When a version later than Ascend Extension for PyTorch 7.1.0, the result file directory structure is as follows:
├── ${dump_path}
│ ├── msprobe_fx_dump
│ | ├── worldsize${rank_size}_global_rank${rank_id}
│ | │ ├── ${model_name}
| | | | ├── ${token_id}
└── └── └── └── └── └── # Data in npy format
When Ascend Extension for PyTorch 7.1.0 is used, the result file directory structure is as follows:
├── ${dump_path}
│ ├── msprobe_fx_dump
│ | ├── data_dump
| | | ├── ${token_id+1}
| | | | ├── gm_${time}_dump
└── └── └── └── └── └── # Data in npy format
When a version earlier than Ascend Extension for PyTorch 7.1.0 is used, the result file directory structure is as follows:
├── . # Current working directory
│ ├── data_dump
| | ├── ${token_id+1}
| | | ├── gm_${time}_dump
└── └── └── └── └── # Data in npy format
Dumping Data in GE Mode with Fusion Disabled
In addition to operations in [Dumping Data in GE Fusion Mode](#Dumping Data in GE Fusion Mode), pass the configuration file for disabling operator fusion through the fusion_switch_file parameter of the set_ge_dump_config API. The following is an example of tool usage:
-
Create the
fusion_switch.jsonfile for disabling operator fusion. For details about operator fusion patterns, see Operator Fusion Pattern Settings (fusion_switch_file).{ "Switch": { "GraphFusion": { "ALL": "off" }, "UBFusion": { "ALL": "off" } } } -
Call the
set_ge_dump_configAPI in the inference script.
Example (CompilerConfig Object Created)
import torch, torch_npu, torchair
from msprobe.pytorch import set_ge_dump_config # Import config.
...
model = ...
config = torchair.CompilerConfig()
# Add the dump configuration to the existing config.

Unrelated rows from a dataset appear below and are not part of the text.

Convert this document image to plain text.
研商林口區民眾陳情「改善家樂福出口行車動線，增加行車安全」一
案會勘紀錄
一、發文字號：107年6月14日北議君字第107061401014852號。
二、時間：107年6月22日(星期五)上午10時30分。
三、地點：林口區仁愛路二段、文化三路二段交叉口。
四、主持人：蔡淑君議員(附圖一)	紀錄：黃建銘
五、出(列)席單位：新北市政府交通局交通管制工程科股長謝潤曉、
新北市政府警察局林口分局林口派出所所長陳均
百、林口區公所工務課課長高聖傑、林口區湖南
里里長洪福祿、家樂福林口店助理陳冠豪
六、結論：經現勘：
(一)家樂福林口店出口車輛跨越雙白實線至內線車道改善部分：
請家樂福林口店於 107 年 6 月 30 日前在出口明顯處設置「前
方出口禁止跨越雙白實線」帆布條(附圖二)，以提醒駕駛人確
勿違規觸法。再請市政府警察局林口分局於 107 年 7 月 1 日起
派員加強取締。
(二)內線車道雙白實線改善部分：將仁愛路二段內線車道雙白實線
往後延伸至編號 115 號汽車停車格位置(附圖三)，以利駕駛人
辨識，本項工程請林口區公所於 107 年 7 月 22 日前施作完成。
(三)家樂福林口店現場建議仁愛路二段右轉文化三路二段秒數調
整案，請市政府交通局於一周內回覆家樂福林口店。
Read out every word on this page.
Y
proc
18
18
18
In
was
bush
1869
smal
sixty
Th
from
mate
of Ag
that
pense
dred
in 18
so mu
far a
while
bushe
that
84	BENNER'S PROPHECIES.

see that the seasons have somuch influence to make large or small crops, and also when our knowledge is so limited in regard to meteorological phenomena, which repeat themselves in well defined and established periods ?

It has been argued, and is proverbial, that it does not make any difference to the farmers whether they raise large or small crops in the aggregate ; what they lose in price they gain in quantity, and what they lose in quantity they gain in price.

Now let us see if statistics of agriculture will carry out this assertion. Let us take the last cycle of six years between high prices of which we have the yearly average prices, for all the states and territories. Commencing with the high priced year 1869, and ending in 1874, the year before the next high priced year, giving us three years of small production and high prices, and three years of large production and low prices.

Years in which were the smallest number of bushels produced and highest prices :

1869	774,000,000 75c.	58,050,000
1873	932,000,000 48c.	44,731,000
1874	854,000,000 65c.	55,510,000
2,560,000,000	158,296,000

set_ge_dump_config(dump_path="dump_fusion_off",
fusion_switch_file="fusion_switch.json", compiler_config=config)
...
npu_backend = torchair.get_npu_backend(compiler_config=config)
model = torch.compile(model, backend=npu_backend)
...
Example (CompilerConfig Object Not Created)
import torch, torch_npu, torchair
from msprobe.pytorch import set_ge_dump_config # Import config.
...
model = ...
# Add config.
config = set_ge_dump_config(dump_path="dump_fusion_off", fusion_switch_file="fusion_switch.json")
...
npu_backend = torchair.get_npu_backend(compiler_config=config)
model = torch.compile(model, backend=npu_backend)
...
- For details about the directory structure and description of the dump result files, see [Dump Result File](#Dump Result File).
For details about the complete comparison cases and usage methods, see Network-wide Operator Accuracy Comparison in Torch Graph Mode.